I also made some experience on the Internet in the past. And I don't think it is a 100% compensation for real relationships. It feels more...cold? You see no smiles, hear no voices, can't feel the warmth of a hug. It's a wonderful place to meet like-minded people in an instant. People, you would probably never ever meet in reality. It has it advantages, but it can't give you everything, unfortunately. And it's not easy in reality either... I did have a few acquaintances in the past, but it was one-sided, like always. It's strange, it's always me who wants "more". When I don't call anyone, no one would call me. They were all nice and friendly and happy to see me, but it's still just me who visited them and all.

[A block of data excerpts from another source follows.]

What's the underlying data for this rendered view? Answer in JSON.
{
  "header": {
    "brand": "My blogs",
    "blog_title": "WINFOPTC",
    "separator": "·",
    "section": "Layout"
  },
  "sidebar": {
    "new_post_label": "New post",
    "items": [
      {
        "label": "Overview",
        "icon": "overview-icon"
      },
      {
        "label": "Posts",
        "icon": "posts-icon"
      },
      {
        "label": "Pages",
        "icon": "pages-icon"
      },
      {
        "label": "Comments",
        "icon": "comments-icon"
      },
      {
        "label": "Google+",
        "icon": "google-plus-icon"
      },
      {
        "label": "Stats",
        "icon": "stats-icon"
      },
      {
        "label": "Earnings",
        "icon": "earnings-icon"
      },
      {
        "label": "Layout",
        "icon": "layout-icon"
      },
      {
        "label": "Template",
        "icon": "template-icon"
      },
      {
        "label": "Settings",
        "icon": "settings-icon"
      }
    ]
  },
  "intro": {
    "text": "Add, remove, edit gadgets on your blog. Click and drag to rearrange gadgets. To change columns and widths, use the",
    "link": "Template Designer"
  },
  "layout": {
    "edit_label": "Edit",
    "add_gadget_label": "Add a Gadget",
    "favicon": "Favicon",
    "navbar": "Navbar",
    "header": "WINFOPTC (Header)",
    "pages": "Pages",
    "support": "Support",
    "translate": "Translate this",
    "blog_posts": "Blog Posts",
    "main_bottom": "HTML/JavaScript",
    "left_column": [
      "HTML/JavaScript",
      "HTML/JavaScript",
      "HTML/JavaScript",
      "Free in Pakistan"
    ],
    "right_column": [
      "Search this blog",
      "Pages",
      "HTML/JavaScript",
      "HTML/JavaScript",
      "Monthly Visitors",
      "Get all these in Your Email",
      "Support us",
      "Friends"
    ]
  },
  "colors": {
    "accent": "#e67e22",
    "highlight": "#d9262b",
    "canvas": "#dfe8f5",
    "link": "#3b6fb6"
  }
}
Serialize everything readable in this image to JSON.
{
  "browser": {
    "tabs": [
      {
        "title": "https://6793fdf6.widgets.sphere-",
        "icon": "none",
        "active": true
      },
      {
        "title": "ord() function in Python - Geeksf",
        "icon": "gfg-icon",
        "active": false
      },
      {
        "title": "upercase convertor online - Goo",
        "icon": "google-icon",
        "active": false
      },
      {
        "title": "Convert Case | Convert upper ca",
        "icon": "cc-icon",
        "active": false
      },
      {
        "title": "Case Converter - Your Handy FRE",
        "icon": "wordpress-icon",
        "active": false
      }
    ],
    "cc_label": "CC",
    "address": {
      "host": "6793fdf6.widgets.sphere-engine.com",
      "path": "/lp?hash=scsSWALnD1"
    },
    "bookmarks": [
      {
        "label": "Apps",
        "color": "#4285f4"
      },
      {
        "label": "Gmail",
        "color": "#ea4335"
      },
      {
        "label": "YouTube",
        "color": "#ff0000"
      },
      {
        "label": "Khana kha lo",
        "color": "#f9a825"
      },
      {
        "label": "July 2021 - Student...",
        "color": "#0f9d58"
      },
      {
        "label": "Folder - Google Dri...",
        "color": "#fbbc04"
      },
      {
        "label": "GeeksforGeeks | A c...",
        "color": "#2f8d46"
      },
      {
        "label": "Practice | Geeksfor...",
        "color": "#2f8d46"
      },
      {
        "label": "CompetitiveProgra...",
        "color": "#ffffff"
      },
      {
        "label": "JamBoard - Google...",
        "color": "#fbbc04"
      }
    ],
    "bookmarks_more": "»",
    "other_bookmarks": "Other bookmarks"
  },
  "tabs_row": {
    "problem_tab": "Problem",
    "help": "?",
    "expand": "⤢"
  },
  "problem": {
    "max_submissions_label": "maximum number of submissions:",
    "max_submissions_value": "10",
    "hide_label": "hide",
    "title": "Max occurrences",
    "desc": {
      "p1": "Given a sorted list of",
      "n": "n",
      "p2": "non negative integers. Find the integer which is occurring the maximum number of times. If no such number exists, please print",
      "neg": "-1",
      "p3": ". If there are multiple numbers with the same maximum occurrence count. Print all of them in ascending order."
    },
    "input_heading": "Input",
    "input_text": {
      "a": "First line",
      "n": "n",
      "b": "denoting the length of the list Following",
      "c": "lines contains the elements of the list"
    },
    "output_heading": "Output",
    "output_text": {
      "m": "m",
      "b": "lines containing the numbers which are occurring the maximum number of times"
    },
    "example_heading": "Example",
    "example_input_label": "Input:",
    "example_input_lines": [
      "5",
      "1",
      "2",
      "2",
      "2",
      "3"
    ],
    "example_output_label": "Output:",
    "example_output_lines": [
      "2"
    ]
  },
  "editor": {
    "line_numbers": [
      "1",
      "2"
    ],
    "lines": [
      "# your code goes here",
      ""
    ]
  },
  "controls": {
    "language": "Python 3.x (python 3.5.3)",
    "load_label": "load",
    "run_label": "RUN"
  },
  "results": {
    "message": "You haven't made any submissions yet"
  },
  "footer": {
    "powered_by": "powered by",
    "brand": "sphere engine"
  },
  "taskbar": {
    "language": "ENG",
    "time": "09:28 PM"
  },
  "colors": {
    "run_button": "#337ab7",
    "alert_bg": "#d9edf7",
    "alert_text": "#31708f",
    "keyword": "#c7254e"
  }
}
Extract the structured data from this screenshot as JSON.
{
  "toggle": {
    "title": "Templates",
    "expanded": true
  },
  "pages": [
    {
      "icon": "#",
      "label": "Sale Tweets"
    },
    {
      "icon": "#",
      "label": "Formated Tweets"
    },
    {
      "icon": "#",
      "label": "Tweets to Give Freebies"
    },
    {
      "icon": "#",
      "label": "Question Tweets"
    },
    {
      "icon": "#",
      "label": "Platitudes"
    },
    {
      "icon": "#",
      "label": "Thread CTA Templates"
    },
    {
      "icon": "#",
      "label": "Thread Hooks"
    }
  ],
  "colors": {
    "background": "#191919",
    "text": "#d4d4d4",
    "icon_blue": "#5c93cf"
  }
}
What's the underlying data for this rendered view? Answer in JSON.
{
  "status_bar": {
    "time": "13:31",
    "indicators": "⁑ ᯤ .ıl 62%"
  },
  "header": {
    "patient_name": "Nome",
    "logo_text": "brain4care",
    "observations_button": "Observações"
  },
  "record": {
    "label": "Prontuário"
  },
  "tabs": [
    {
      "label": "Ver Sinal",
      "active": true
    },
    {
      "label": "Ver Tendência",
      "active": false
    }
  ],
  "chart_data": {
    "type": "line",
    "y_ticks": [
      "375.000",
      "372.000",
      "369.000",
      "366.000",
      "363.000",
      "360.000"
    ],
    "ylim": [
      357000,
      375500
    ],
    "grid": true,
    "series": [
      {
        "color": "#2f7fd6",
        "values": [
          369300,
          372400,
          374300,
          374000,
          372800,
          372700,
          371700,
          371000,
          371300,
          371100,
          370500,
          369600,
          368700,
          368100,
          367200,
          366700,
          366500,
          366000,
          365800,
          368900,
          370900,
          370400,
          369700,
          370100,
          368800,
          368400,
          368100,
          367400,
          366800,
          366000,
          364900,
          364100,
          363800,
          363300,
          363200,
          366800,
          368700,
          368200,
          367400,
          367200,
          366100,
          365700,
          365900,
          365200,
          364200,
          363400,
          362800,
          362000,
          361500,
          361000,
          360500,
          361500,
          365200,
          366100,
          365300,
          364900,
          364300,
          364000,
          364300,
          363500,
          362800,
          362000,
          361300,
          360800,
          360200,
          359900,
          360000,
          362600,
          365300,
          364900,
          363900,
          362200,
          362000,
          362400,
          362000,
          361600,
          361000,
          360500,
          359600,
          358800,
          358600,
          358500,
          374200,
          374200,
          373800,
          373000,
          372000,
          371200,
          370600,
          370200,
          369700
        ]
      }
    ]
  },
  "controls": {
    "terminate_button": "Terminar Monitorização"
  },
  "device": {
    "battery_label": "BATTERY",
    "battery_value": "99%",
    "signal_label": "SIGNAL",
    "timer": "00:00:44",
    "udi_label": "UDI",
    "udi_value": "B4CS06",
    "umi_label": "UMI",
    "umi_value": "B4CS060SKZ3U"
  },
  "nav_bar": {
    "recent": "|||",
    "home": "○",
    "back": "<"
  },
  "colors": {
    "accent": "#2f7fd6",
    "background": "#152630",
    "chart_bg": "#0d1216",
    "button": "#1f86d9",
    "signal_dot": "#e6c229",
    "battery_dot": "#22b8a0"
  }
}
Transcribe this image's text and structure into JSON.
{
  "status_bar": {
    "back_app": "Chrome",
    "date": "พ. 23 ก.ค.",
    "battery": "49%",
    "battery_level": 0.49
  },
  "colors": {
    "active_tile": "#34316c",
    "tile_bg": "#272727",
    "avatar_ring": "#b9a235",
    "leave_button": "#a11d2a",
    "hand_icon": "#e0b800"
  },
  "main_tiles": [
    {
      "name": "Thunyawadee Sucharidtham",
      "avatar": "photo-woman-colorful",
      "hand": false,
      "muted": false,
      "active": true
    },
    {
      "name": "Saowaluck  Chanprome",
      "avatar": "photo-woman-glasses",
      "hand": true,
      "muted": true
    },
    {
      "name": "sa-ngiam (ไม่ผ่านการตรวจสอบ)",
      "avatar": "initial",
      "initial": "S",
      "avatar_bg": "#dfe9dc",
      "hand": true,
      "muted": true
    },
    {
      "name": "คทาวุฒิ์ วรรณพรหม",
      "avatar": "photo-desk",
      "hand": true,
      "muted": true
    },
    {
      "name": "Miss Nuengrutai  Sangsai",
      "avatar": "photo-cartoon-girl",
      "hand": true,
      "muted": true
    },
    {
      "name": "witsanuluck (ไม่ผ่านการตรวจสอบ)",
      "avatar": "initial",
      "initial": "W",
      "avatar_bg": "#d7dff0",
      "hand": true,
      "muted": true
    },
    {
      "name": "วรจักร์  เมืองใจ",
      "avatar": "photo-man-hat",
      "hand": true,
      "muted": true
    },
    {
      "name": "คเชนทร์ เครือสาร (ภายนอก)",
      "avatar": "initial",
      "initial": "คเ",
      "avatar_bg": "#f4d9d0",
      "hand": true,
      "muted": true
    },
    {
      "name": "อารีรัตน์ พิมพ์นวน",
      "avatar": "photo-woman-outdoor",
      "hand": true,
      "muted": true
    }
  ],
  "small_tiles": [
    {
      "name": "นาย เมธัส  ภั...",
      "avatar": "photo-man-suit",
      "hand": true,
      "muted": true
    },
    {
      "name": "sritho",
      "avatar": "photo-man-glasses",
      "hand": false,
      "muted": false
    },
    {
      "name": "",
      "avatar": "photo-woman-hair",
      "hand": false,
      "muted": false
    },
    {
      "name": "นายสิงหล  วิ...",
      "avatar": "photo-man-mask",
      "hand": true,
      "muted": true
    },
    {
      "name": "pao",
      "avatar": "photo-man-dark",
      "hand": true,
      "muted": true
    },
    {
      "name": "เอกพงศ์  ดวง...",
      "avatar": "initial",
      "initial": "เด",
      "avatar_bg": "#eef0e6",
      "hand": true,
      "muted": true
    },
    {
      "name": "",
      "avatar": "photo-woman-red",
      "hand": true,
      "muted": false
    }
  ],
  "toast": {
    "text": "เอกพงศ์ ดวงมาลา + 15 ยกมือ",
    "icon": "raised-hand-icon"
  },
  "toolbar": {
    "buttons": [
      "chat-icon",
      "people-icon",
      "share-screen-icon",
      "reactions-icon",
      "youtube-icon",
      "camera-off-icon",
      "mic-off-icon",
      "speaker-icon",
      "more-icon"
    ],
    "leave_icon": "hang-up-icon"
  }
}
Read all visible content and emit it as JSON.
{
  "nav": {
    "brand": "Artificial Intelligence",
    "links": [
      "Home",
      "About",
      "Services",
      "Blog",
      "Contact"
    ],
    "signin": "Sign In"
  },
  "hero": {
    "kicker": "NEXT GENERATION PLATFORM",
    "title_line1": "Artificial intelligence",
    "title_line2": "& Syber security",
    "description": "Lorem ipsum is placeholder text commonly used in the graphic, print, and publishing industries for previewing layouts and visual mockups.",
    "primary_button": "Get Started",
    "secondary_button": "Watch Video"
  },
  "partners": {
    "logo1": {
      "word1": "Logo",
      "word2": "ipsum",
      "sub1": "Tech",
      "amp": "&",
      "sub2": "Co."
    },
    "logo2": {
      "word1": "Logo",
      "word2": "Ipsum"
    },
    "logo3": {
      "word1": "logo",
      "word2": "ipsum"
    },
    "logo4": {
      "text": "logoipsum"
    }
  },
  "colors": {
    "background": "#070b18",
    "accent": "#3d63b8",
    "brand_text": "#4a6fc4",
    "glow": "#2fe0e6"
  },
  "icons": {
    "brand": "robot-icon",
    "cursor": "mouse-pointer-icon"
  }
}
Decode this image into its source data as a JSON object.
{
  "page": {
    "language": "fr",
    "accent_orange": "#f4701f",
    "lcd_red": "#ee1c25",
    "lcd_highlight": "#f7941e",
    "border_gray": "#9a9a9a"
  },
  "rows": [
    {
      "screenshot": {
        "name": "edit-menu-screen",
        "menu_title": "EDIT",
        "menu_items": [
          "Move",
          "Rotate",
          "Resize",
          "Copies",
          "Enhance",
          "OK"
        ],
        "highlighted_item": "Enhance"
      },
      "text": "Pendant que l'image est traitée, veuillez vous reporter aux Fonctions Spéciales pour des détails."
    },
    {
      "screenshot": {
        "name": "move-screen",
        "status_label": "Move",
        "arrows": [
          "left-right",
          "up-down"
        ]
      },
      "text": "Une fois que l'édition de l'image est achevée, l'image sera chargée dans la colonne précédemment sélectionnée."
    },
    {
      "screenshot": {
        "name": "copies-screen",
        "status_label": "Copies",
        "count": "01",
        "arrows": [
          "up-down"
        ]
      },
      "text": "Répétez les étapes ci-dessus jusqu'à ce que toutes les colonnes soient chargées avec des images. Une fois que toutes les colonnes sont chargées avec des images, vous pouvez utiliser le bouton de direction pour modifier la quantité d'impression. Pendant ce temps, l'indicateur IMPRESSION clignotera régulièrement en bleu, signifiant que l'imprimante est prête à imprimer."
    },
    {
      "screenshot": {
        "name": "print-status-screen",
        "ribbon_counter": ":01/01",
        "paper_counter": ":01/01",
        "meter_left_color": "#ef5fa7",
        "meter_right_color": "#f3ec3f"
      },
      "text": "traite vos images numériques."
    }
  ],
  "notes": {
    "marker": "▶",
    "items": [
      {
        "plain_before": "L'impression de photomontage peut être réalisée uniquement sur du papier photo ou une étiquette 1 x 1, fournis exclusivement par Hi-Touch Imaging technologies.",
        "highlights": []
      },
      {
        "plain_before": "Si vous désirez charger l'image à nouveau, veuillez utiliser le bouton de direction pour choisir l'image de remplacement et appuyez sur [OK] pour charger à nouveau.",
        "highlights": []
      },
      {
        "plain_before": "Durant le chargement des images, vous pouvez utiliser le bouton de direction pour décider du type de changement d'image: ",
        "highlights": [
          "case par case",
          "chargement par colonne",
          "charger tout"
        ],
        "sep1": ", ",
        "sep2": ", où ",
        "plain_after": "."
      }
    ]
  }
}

One-sided relationships are really pointless, it does help no one. I stopped visiting them a few years ago and it was "dead" in an instant. They don't need me, they expect nothing from me. It can be a good thing, maybe it really is. I'm free to do what I want. I don't know, it's strange, haha.
Personally, what I think...it is even harder to be a creative person. I started a few projects on my own over the years. I even started to learn to draw not long ago. I love the process and it's fun. But at the same time I'm sad, because everything seems so meaningless/pointless to me. At the moment I feel like it's pointless to be creative as a alone person. I hate it so much to "enjoy" everything alone. It just doesn't go hand in hand anymore, with my new experiences. "Accepting to be alone" makes it pointless to me to be creative, because it means I don't need someone else, which means every interaction is pointless, because it's nothing deep. I struggle with that since a few years now. I think the problem is, that I (or we) are always looking for something deep or a meaning/purpose, that probably doesn't even exist. The only depth I can find so far in my life, is myself. And being creative does hurt myself, it makes me more sad than happy... My dream is to create an awesome game together with other people. A game we all like. Not something with microtransactions of course. <3 Just a pure, awesome game. It's stupid to have a dream, where you are dependent on others. But doing it alone and just for myself is not really fulfilling. I tried it. I don't think doing something just for the money is fulfillung either. I'm at a point where being creative just makes me sad and I feel it's just pointless. So I stopped and I'm doing other stuff again. I try to just enjoy what the world has to offer, all the small things. All the things that I can do alone. I'm still learning and I hope I get better at it over time.
I wish you all the best and a lot of love.